What challenge did they encounter?
- Manual reconciliation prone to errors: Fixed Asset and Inventory Reconciliation processes involved numerous manual steps. These included aggregating multiple data reports, comparing data, and making adjustments—all of which increased the risk of errors.
- Complex data validation: Preparers had to validate postings, compare fixed asset lists with trial balances, and ensure disposals were correctly accounted for. Inventory reconciliation involved comparing trial balances with perpetual inventory and stock transfer reports.
- Continuous monitoring was reactive: Both processes demanded constant vigilance and updating of balances and records to ensure accuracy, consuming nearly 3–4 person-hours.
What solution did they implement?
An advanced Anomaly Management system was implemented to streamline Accounts Payable processes by integrating with historical General Ledger (GL) data.
As a result of these improvements, the company achieved a 100% centralized single repository for auditory requirements, 100% reconciliation coverage, and approximately 75% automated fixed asset and inventory reconciliation using LiveCube.
Key features included:
- LiveCube: LiveCube is a no-code platform with an Excel-like user interface connected to a cloud database capable of handling millions of records.By utilizing a no-code platform with an Excel-like user interface connected to a cloud database capable of handling millions of records, they achieved 100% automated data aggregation for GL details from the ERP across all accounts.

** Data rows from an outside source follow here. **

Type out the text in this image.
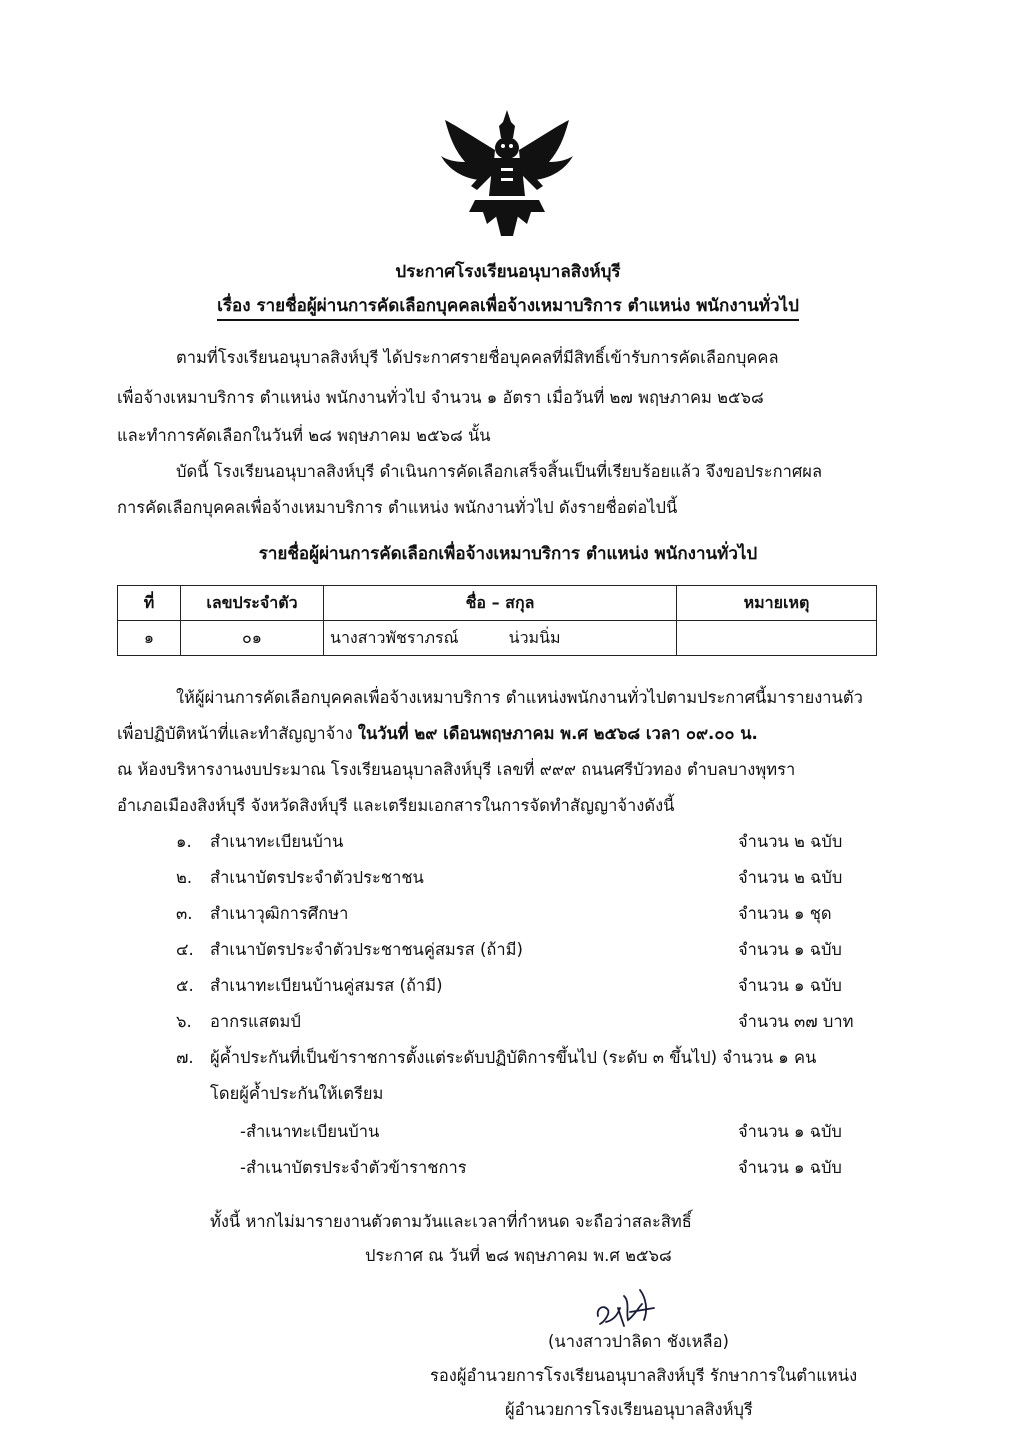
ประกาศโรงเรียนอนุบาลสิงห์บุรี
เรื่อง รายชื่อผู้ผ่านการคัดเลือกบุคคลเพื่อจ้างเหมาบริการ ตำแหน่ง พนักงานทั่วไป
ตามที่โรงเรียนอนุบาลสิงห์บุรี ได้ประกาศรายชื่อบุคคลที่มีสิทธิ์เข้ารับการคัดเลือกบุคคล
เพื่อจ้างเหมาบริการ ตำแหน่ง พนักงานทั่วไป จำนวน ๑ อัตรา เมื่อวันที่ ๒๗ พฤษภาคม ๒๕๖๘
และทำการคัดเลือกในวันที่ ๒๘ พฤษภาคม ๒๕๖๘ นั้น
บัดนี้ โรงเรียนอนุบาลสิงห์บุรี ดำเนินการคัดเลือกเสร็จสิ้นเป็นที่เรียบร้อยแล้ว จึงขอประกาศผล
การคัดเลือกบุคคลเพื่อจ้างเหมาบริการ ตำแหน่ง พนักงานทั่วไป ดังรายชื่อต่อไปนี้
รายชื่อผู้ผ่านการคัดเลือกเพื่อจ้างเหมาบริการ ตำแหน่ง พนักงานทั่วไป
ที่	เลขประจำตัว	ชื่อ – สกุล	หมายเหตุ
๑	๐๑	นางสาวพัชราภรณ์ น่วมนิ่ม	
ให้ผู้ผ่านการคัดเลือกบุคคลเพื่อจ้างเหมาบริการ ตำแหน่งพนักงานทั่วไปตามประกาศนี้มารายงานตัว
เพื่อปฏิบัติหน้าที่และทำสัญญาจ้าง ในวันที่ ๒๙ เดือนพฤษภาคม พ.ศ ๒๕๖๘ เวลา ๐๙.๐๐ น.
ณ ห้องบริหารงานงบประมาณ โรงเรียนอนุบาลสิงห์บุรี เลขที่ ๙๙๙ ถนนศรีบัวทอง ตำบลบางพุทรา
อำเภอเมืองสิงห์บุรี จังหวัดสิงห์บุรี และเตรียมเอกสารในการจัดทำสัญญาจ้างดังนี้
๑.	สำเนาทะเบียนบ้าน	จำนวน ๒ ฉบับ
๒.	สำเนาบัตรประจำตัวประชาชน	จำนวน ๒ ฉบับ
๓.	สำเนาวุฒิการศึกษา	จำนวน ๑ ชุด
๔. สำเนาบัตรประจำตัวประชาชนคู่สมรส (ถ้ามี)	จำนวน ๑ ฉบับ
๕. สำเนาทะเบียนบ้านคู่สมรส (ถ้ามี)	จำนวน ๑ ฉบับ
๖.	อากรแสตมป์	จำนวน ๓๗ บาท
๗. ผู้ค้ำประกันที่เป็นข้าราชการตั้งแต่ระดับปฏิบัติการขึ้นไป (ระดับ ๓ ขึ้นไป) จำนวน ๑ คน
โดยผู้ค้ำประกันให้เตรียม
-สำเนาทะเบียนบ้าน	จำนวน ๑ ฉบับ
-สำเนาบัตรประจำตัวข้าราชการ	จำนวน ๑ ฉบับ
ทั้งนี้ หากไม่มารายงานตัวตามวันและเวลาที่กำหนด จะถือว่าสละสิทธิ์
ประกาศ ณ วันที่ ๒๘ พฤษภาคม พ.ศ ๒๕๖๘
(นางสาวปาลิดา ชังเหลือ)
รองผู้อำนวยการโรงเรียนอนุบาลสิงห์บุรี รักษาการในตำแหน่ง
ผู้อำนวยการโรงเรียนอนุบาลสิงห์บุรี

- Integrated maker checker workflow: The integrated Maker Checker Workflow enhanced process control through checker segregation and improved accuracy.
- A closed system: The solution consolidated accounting processes into a single platform, streamlining data management and reconciliation. This automated system reduced manual effort, improved accuracy, and enhanced visibility across inventory and fixed asset accounts. The platform's centralized communication and AI-based features replaced fragmented systems with an efficient, cohesive accounting solution.
What can the Finance Team do to streamline the Financial Close Process
A robust financial close automation system will enhance efficiency and accuracy in monthly close processes. Such systems will integrate key components to streamline operations.
Future automated workflows will transform manual checklists into digital, streamlined processes. Advanced collaboration tools will facilitate real-time updates among team members, fostering improved coordination. Comprehensive audit trails will maintain detailed records of tasks, approvals, and journal entries, ensuring accountability and transparency in the financial close process.
Configurable close calendars will allow for customization of tasks and assignment of responsibilities, adapting to specific needs. Real-time dashboards will provide instant visibility into close status and potential risks, enabling proactive management of the financial close process.